Consider canola crop’s potential yield before spraying

Canopy cover, humidity, lack of rotation can pile on sclerotinia pressure

sclerotinia
Sclerotinia in canola. (Photo courtesy Canola Council of Canada)

As July approaches and crop canopies close, sclerotinia will be on the minds of many canola growers. But will it pay to spray?

Fungicide applications are more likely to be profitable when the canola hits 30-40 bushels per acre, said Colleen Redlick, senior technical development specialist at BASF.

Justine Cornelsen, agronomy specialist with the Canola Council of Canada, put the recommendation for economical spraying at roughly 30-35 bushels.

A thin canopy also lowers the disease risk, as it allows more air movement than a thick canopy, she said.

Weather, of course, is another factor. Humid or wet weather at the early bloom stage creates ideal conditions to launch the disease, Cornelsen said. Heat also fosters disease, she added.

Moisture in the crop canopy — whether from rain or heavy dew — is all it takes to promote sclerotinia, Redlick said.

“If you walk into your canola crop around midday and your pants are still getting wet,” there’s enough moisture for sclerotia bodies in the soil to germinate spores, she said.

If farmers are in a dry pocket and have a thin crop stand — about 20-25 bushels per acre — it’s probably not a crop that warrants a fungicide application, said Redlick.

Cornelsen, based in western Manitoba, noted they are seeing some early-seeded canola with thinner stands.

Still, crops are looking nice in many areas, Redlick said. “We have that dense crop canopy, what’s looking like good yield potential.”

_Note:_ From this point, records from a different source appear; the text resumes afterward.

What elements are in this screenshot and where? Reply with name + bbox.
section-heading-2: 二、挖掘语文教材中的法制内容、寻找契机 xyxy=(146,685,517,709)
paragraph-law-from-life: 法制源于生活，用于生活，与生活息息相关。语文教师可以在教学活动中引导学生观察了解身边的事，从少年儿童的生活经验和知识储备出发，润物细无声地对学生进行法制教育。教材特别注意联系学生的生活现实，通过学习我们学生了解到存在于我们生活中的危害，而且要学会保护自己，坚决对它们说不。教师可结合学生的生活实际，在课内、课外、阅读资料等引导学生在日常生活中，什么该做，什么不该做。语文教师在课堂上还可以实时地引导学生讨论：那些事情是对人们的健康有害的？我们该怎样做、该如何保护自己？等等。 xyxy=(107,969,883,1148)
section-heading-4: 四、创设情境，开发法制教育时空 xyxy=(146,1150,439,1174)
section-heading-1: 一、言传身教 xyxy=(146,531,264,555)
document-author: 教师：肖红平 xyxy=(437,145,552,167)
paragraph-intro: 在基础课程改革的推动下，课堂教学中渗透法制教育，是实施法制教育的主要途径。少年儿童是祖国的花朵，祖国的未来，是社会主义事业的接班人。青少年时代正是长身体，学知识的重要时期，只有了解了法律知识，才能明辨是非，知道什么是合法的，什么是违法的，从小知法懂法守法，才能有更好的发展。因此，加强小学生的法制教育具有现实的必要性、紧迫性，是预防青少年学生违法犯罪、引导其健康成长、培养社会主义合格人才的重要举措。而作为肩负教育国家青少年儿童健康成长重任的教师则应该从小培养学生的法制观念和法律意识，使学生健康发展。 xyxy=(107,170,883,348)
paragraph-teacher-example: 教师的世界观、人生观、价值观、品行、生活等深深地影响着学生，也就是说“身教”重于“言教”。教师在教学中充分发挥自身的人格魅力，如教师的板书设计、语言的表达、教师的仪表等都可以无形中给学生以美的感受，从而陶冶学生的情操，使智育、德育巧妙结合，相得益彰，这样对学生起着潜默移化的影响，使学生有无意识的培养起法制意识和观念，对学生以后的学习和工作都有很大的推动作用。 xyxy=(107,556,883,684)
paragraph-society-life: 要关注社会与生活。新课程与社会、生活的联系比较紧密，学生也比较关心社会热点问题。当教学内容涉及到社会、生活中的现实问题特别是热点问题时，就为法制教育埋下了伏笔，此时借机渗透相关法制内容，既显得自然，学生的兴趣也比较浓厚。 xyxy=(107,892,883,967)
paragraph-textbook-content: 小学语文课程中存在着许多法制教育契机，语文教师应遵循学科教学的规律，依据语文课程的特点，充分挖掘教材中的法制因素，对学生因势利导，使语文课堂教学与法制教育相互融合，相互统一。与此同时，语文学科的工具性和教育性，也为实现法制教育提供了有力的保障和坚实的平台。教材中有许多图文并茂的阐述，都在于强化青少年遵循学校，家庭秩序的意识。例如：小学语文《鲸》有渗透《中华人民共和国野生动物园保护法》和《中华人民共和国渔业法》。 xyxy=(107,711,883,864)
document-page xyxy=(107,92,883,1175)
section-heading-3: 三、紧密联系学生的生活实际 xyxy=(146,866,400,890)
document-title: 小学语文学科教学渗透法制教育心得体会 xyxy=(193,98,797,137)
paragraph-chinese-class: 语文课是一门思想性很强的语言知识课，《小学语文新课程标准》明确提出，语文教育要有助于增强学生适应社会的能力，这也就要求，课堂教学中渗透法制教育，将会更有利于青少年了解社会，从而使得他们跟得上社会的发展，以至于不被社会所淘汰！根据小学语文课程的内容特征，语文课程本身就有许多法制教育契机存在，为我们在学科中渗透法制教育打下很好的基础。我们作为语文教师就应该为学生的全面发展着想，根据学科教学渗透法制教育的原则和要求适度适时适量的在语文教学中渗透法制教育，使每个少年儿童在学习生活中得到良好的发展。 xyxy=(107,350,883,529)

In the future, farmers may have more precise ways to measure disease risk. 20/20 Seed Labs is trialing spore-detecting equipment in farmers’ fields this summer, for sclerotinia and fusarium head blight.

Rotation’s role

Rotation doesn’t play as big a role in sclerotinia development as other diseases such as blackleg and clubroot. That’s because many other broadleaves, including crops such as sunflowers and soybeans, host the disease, Cornelsen said.

Sclerotinia is not like fusarium, where specific strains infect different plants, she said. “Sclerotinia is a generalist.”

Unfortunately, sclerotia bodies can also survive in the soil for several years, she said. This means it’s usually safe to assume that sclerotinia inoculum is present.

Tight rotations don’t help the situation either, she said; canola-on-canola can increase risk, as inoculum builds.

Redlick suggested farmers consider the disease state the last time they grew canola, as it can affect disease pressure in the current crop.

“A lot of canola is being seeded on that 2016 stubble. And 2016 was a very intense year for sclerotinia pressure,” she said.

Managing the disease

Redlick suggested farmers establish an even crop stand of five to seven plants per square foot. Excessive seeding rates can lead to more lodging, she said.

Farmers should also protect the crop from early-season insects and diseases, she said. For example, flea beetles can cause more stand variability, which affects fungicide staging.

Blackleg can also cause lodging, so farmers should use a resistant variety or use fungicide if the disease is an issue.

Farmers can choose varieties with sclerotinia tolerance, Cornelsen said, but in high-risk years, they should still spray.

Fungicides are generally registered for the 20 per cent to 50 per cent bloom stage. Cornelsen and Redlick both suggested aiming for earlier than 50 per cent.

Sclerotinia infects the plant through the petals, which catch between the stems and branches when they fall, causing the infection. At 20 per cent bloom, none of the petals have dropped yet, and the fungicide is coating the petals, Cornelsen said.

“Once you move to 50 per cent, you’re already starting to see some (petals) fall down. So you might have an early infection.”

At 20 per cent bloom, farmers will see about 15 open flowers on the main stem. Cornelsen said this usually happens four to six days after flowering begins, but the recommendation is to pull plants and count flowers.

By the time the crop as a whole looks really yellow, it’s likely at 50 per cent bloom, Redlick said. At that point farmers will see more than 20 open flowers on the main stem, plus flowers starting to open on the side.

There are times when an early application won’t be enough. In 2016, canola crops had a very long flowering period, Cornelsen said, and that led to early and late infections, and two applications often proved to be more effective that year.

There are also conditions when farmers can skip the fungicide. In 2017, Cornelsen saw early symptoms of sclerotinia in areas, but dry weather kept the disease from turning into a yield-buster.

But even with dry weather, one rain can raise the risk, she added.

“It’s very environmentally-dependant,” Cornelsen said. “I think that’s what makes it so frustrating to deal with.”